Before he knew it, he had bright red suit with Christmas trees for the holidays, a bat suit and a pumpkin-print suit for Halloween, suits with shamrocks for all of Rockaway’s Irish-themed events, tropical summer suits, a sleek, flashy blue jacket, a floral jacket that he wears with a yellow vest and bow tie, and many more.

He soon found that with the suits, comes an unexpected perk. “When I started going out dressed like this, I discovered that this happens…,” he said, before pulling out a picture of himself wearing a gold and color-splashed jacket and matching bow tie, while standing next to a young, beautiful blonde woman he met at Irish Day in Long Beach. “These beautiful women suddenly want to take their picture with me,” he said, adding, “I never ask them to take a picture.”

But it’s not just pictures that the ladies want. “This woman I met at Long Beach asked me to dance with her twice that day. I don’t even know her name,” he said. “My friends will joke, saying, oh, did you get her number? I didn’t get her number. She was 26 years old! If she wanted to go out with me, I would be creeped out,” he said with a laugh. “It’s not about that. Do you see the smile on her face?” he said, referring to the blonde in the photo. “That’s what it’s about. I want to make people smile and make people happy.”

Loof says at an event he went to last weekend, about 20 different ladies asked him to dance, with husbands even encouraging them. “Recently a woman came up to me and said her date doesn’t dance and said, ‘will you dance with me?’ So we danced. And I told her that when I met my wife, I couldn’t dance. I didn’t want to dance, but my wife always wanted to, and when we went out, she danced with other people. I didn’t like that. So I learned how to dance so she would dance with me,” Loof said.

Loof’s wife of 45 years, Peggy, died after a long battle with breast cancer, while they were living in Hawaii, in 2016. “I miss her every day. Obviously I wouldn’t be doing this if I were married. I’m having a good time though. She wouldn’t want me sitting in the house, crying. She’d want me to be happy and I’m having a good time. But I would give this all up and stop doing it to have her back,” Loof, who still wears his wedding ring wherever he goes, said.
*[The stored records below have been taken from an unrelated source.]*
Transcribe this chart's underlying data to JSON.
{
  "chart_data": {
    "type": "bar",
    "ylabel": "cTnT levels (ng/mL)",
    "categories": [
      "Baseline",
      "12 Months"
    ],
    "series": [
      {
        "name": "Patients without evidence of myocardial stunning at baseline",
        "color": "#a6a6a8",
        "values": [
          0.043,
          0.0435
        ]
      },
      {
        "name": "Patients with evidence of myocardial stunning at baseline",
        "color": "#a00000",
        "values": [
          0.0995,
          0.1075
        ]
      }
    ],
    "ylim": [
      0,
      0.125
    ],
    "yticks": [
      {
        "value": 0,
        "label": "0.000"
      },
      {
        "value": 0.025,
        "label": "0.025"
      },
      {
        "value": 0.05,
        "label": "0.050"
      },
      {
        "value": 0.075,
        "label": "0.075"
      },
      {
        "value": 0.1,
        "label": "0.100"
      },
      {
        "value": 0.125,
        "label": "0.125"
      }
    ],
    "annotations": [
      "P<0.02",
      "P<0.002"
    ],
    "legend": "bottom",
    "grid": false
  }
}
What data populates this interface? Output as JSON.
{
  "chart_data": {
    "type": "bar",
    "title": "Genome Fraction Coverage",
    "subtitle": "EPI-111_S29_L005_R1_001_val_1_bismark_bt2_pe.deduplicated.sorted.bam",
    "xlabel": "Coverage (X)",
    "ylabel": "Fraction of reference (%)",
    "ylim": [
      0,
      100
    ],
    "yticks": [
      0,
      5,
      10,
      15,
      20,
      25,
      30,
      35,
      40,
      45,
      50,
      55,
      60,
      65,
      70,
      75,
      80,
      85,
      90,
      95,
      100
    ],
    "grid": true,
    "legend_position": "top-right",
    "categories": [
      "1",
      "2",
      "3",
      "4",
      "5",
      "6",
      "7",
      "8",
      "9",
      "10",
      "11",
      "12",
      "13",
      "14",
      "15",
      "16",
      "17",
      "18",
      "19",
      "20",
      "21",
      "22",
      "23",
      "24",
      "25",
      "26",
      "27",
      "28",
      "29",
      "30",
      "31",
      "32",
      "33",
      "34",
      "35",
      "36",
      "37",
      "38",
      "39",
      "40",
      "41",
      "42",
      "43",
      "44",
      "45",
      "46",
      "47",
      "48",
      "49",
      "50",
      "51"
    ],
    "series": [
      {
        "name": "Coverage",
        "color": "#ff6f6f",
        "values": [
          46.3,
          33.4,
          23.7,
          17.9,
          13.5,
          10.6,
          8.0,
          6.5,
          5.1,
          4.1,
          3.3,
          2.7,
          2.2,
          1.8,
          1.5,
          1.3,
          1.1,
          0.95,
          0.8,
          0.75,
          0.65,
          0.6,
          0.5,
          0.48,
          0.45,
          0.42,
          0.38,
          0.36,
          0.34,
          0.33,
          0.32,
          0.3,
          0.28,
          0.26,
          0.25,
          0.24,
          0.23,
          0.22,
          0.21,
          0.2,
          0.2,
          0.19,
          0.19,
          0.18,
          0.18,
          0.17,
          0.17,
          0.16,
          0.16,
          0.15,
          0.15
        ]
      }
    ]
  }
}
Loof has seemingly always had a knack for entertaining. In 2004, the Rockaway native and current resident, moved to Hawaii with Peggy to get away from the cold weather. Although he had retired after a 27-year career with the NYC Transit Authority, he picked up a second career as a history teacher in Oahu. “Obviously I was not your conventional teacher. Jokes were always a part of what I was teaching. I don’t know how much history my students will remember, but they’ll remember the jokes,” he said. His amateur stand-up in the classroom was good background experience for the open mic comedy events he later dabbled in when living back in New York City and trying to find his smile again after the loss of his wife.

That open mic soon turned into an opportunity to sing. Some may find Loof singing a song called “Sheila” whenever local band Squid is playing. The song was inspired by a woman he met while working as an extra for the recent film, The Greatest Showman. “We started going out and the second night at her apartment, she says, ‘I can’t kiss you until you get your teeth fixed.” So he did. And without an explanation, Sheila said she didn't want to continue seeing him. “She didn’t stick around to see the new smile,” he said.

However, many others around town have seen it, and it sure is infectious. Or maybe it’s the suits. Or his ability to dance and tell jokes. But whatever it is, one thing is for sure… Rockaway can’t get enough of Loof and he can’t get enough of making others smile. “I love when people tell me, ‘you made my day,’ or say ‘you’re the best dressed man in Rockaway,’ or ‘I want to grow up to be just like you.’ The dancing, the suits, the taking pictures, I’m just having fun and it’s all about making others happy.”